«Только интуитивное постижение духа эпохи и действующих в ней персонажей может превратить исследование, всегда имеющее характер предварительного сведения, в полноценное знание» (Ф. Степун)[489].
Окопная проза Эрнста Юнгера сопоставима с военной прозой Федора Степуна. У обоих обостренное близким присутствием смерти чувство жизни. Оба – писатели и мыслители вместе. И еще их сближает самое элементарное – национальность: Степун тоже немец (по отцу).

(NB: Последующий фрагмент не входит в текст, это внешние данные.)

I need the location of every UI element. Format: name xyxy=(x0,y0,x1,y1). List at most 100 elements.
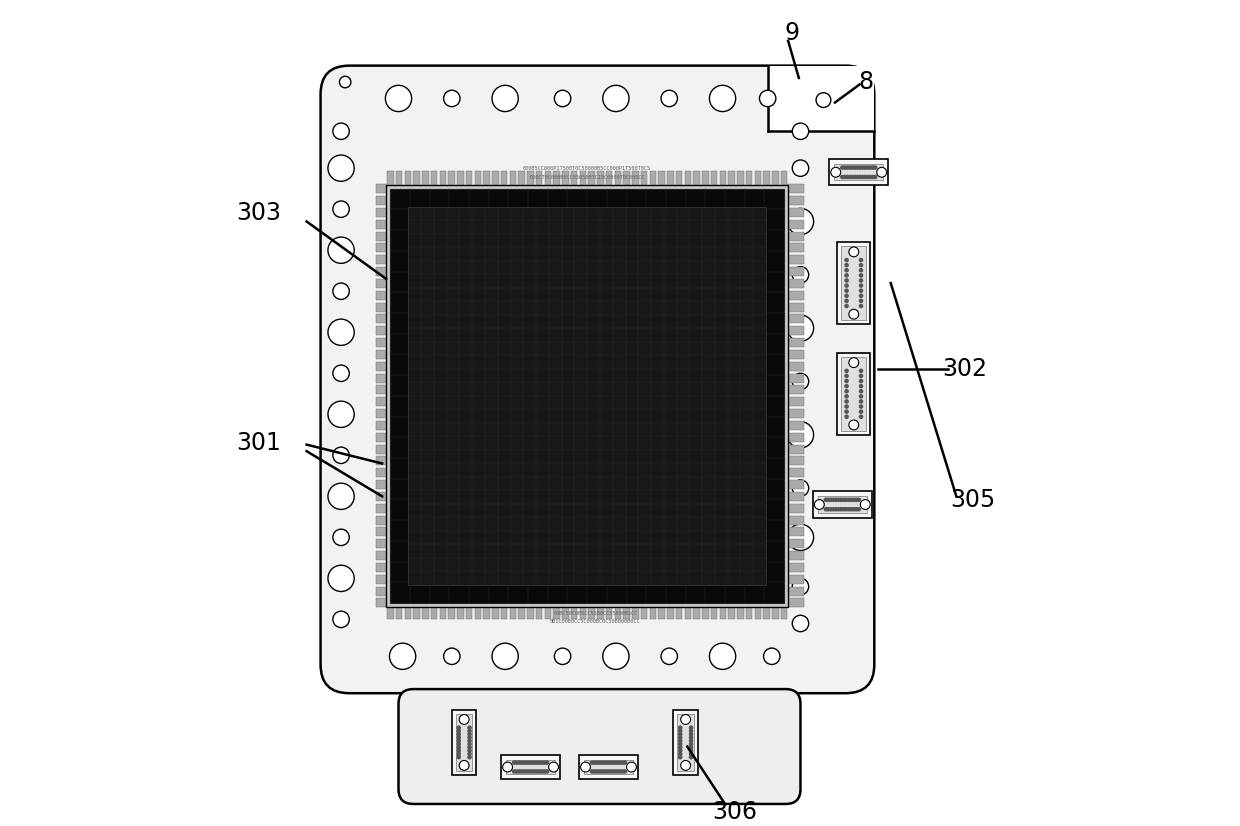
Bar xyxy=(786,444,804,453)
Bar xyxy=(579,755,639,780)
Bar xyxy=(376,480,389,489)
Circle shape xyxy=(841,507,846,511)
Circle shape xyxy=(694,357,702,365)
Bar xyxy=(376,231,389,240)
Circle shape xyxy=(522,760,527,765)
Circle shape xyxy=(492,85,518,112)
Bar xyxy=(387,605,393,620)
Circle shape xyxy=(856,175,859,179)
Circle shape xyxy=(678,742,682,747)
Circle shape xyxy=(688,748,693,753)
Circle shape xyxy=(618,769,622,774)
Bar xyxy=(475,605,481,620)
Bar xyxy=(786,350,804,359)
Bar xyxy=(764,171,770,187)
Circle shape xyxy=(828,507,833,511)
Circle shape xyxy=(542,769,547,774)
Circle shape xyxy=(688,725,693,730)
Bar xyxy=(376,208,389,217)
Circle shape xyxy=(857,507,861,511)
Bar xyxy=(812,491,872,518)
Bar xyxy=(786,338,804,347)
Bar xyxy=(449,171,455,187)
Circle shape xyxy=(527,769,532,774)
Circle shape xyxy=(709,85,735,112)
Circle shape xyxy=(863,175,867,179)
Circle shape xyxy=(603,769,608,774)
Circle shape xyxy=(681,761,691,771)
Circle shape xyxy=(340,76,351,88)
Circle shape xyxy=(332,365,350,382)
Circle shape xyxy=(844,293,849,298)
Circle shape xyxy=(816,93,831,107)
Circle shape xyxy=(456,735,461,740)
Circle shape xyxy=(873,175,878,179)
Circle shape xyxy=(787,525,813,550)
Circle shape xyxy=(847,497,851,502)
Circle shape xyxy=(826,497,831,502)
Circle shape xyxy=(444,90,460,107)
Bar xyxy=(754,605,761,620)
Circle shape xyxy=(688,752,693,757)
Bar xyxy=(475,171,481,187)
Circle shape xyxy=(688,732,693,737)
Text: 9: 9 xyxy=(785,21,800,45)
Bar xyxy=(786,220,804,229)
Circle shape xyxy=(851,175,854,179)
Circle shape xyxy=(386,85,412,112)
Bar xyxy=(404,605,412,620)
Circle shape xyxy=(537,760,542,765)
Text: 8: 8 xyxy=(858,70,874,94)
Circle shape xyxy=(467,745,472,750)
Circle shape xyxy=(764,648,780,664)
Bar xyxy=(658,171,665,187)
Circle shape xyxy=(593,769,596,774)
Circle shape xyxy=(554,648,570,664)
Bar xyxy=(632,171,639,187)
FancyBboxPatch shape xyxy=(321,65,874,693)
Circle shape xyxy=(868,165,873,170)
Bar xyxy=(376,184,389,193)
Circle shape xyxy=(842,175,847,179)
Circle shape xyxy=(456,732,461,737)
Circle shape xyxy=(843,507,848,511)
Circle shape xyxy=(841,497,846,502)
Circle shape xyxy=(502,762,512,772)
Circle shape xyxy=(861,175,864,179)
Circle shape xyxy=(332,283,350,300)
Bar xyxy=(396,605,402,620)
Circle shape xyxy=(844,258,849,263)
Bar xyxy=(786,515,804,525)
Bar xyxy=(387,171,393,187)
Circle shape xyxy=(554,90,570,107)
Circle shape xyxy=(688,729,693,733)
Circle shape xyxy=(444,648,460,664)
Bar xyxy=(391,188,784,603)
Circle shape xyxy=(859,268,863,273)
Bar xyxy=(615,171,621,187)
Circle shape xyxy=(787,421,813,448)
Circle shape xyxy=(843,497,848,502)
Bar xyxy=(439,171,446,187)
Circle shape xyxy=(517,769,522,774)
Bar xyxy=(719,171,727,187)
Circle shape xyxy=(532,769,537,774)
Circle shape xyxy=(467,732,472,737)
Bar xyxy=(615,605,621,620)
Text: 00BC50C0B5CC55B0CC55B00B5CC: 00BC50C0B5CC55B0CC55B00B5CC xyxy=(553,611,637,616)
Circle shape xyxy=(831,497,836,502)
Bar xyxy=(745,605,753,620)
Bar xyxy=(624,605,630,620)
Circle shape xyxy=(792,160,808,177)
Bar xyxy=(786,480,804,489)
Circle shape xyxy=(792,267,808,283)
Bar xyxy=(376,599,389,607)
Bar xyxy=(562,171,569,187)
Circle shape xyxy=(859,404,863,409)
Bar xyxy=(641,605,647,620)
Circle shape xyxy=(839,175,844,179)
Bar xyxy=(786,184,804,193)
Bar xyxy=(606,171,613,187)
Circle shape xyxy=(688,745,693,750)
Circle shape xyxy=(661,648,677,664)
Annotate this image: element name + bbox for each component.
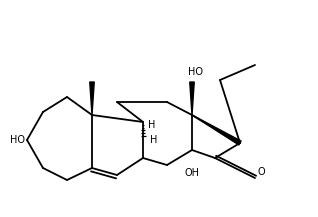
- Text: HO: HO: [188, 67, 203, 77]
- Polygon shape: [192, 115, 241, 145]
- Text: H: H: [148, 120, 156, 130]
- Polygon shape: [190, 82, 194, 115]
- Text: HO: HO: [10, 135, 25, 145]
- Text: O: O: [258, 167, 266, 177]
- Text: H: H: [150, 135, 157, 145]
- Text: OH: OH: [184, 168, 199, 178]
- Polygon shape: [90, 82, 94, 115]
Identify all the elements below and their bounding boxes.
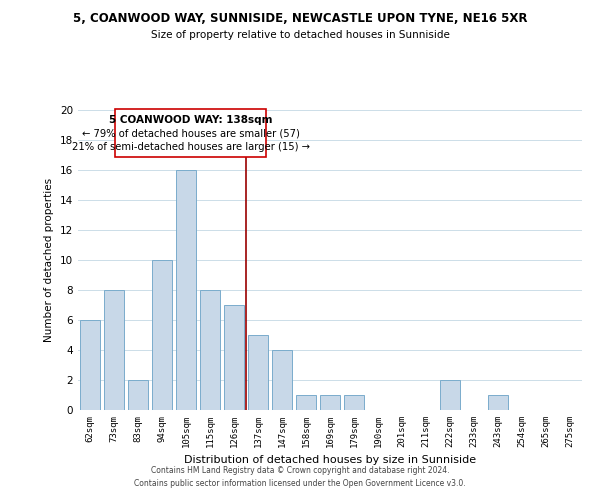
Text: 21% of semi-detached houses are larger (15) →: 21% of semi-detached houses are larger (… — [72, 142, 310, 152]
Bar — [248, 335, 268, 410]
Y-axis label: Number of detached properties: Number of detached properties — [44, 178, 55, 342]
Text: ← 79% of detached houses are smaller (57): ← 79% of detached houses are smaller (57… — [82, 128, 300, 138]
Bar — [272, 350, 292, 410]
X-axis label: Distribution of detached houses by size in Sunniside: Distribution of detached houses by size … — [184, 456, 476, 466]
Bar — [176, 170, 196, 410]
Bar — [104, 290, 124, 410]
Bar — [80, 320, 100, 410]
Bar — [152, 260, 172, 410]
Bar — [320, 395, 340, 410]
Bar — [128, 380, 148, 410]
Bar — [200, 290, 220, 410]
Bar — [224, 305, 244, 410]
Bar — [488, 395, 508, 410]
Bar — [296, 395, 316, 410]
FancyBboxPatch shape — [115, 110, 266, 157]
Text: 5, COANWOOD WAY, SUNNISIDE, NEWCASTLE UPON TYNE, NE16 5XR: 5, COANWOOD WAY, SUNNISIDE, NEWCASTLE UP… — [73, 12, 527, 26]
Bar — [440, 380, 460, 410]
Text: Contains HM Land Registry data © Crown copyright and database right 2024.
Contai: Contains HM Land Registry data © Crown c… — [134, 466, 466, 487]
Text: 5 COANWOOD WAY: 138sqm: 5 COANWOOD WAY: 138sqm — [109, 115, 272, 124]
Text: Size of property relative to detached houses in Sunniside: Size of property relative to detached ho… — [151, 30, 449, 40]
Bar — [344, 395, 364, 410]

Однажды доклад Бердяева в Вольной академии духовной культуры слушал Г. Г. Шпет. Вот отзыв об этом Степуна:
Шпету доклад не понравился. Не представлявшая для него ничего нового христианская тенденция докладчика вдруг непомерно взволновала и даже возмутила его. Задергался маленький носик, засверкали умнейшие в мире глазки и понеслась придирчивая, остроумная речь, богатая знаниями, ассоциациями, парадоксами, но в целом неубедительная и ненужная. Он запальчиво нападал на христианство и с непонятной страстностью защищал в болыневицкой Москве… Элладу[490].
Читаю Николая Страхова. Его способность во всем и в каждом улавливать «элемент правды» напоминает интеллектуальную благожелательность Лейбница. Дух умеренности, трезвости, объективности, какая-то если и не щедрость, то уж точно доброта и добротность во всем вызывают уважение и притягивают к нему сердца. Жаль, что Страхов не оказал значительного влияния, не став ни профессором, ни широко известным философским писателем.
«Попытками научного богомыслия» называл Страхов системы немецкого идеализма, что особенно верно относительно Шеллинга и
Гегеля. Европа во второй половине XIX в. виделась Страхову «усталой, хаотической, лишенной ясных надежд и целей». Сегодня подобное восприятие имеет под собой еще больше оснований: шоу-Европа, шоу-эпоха.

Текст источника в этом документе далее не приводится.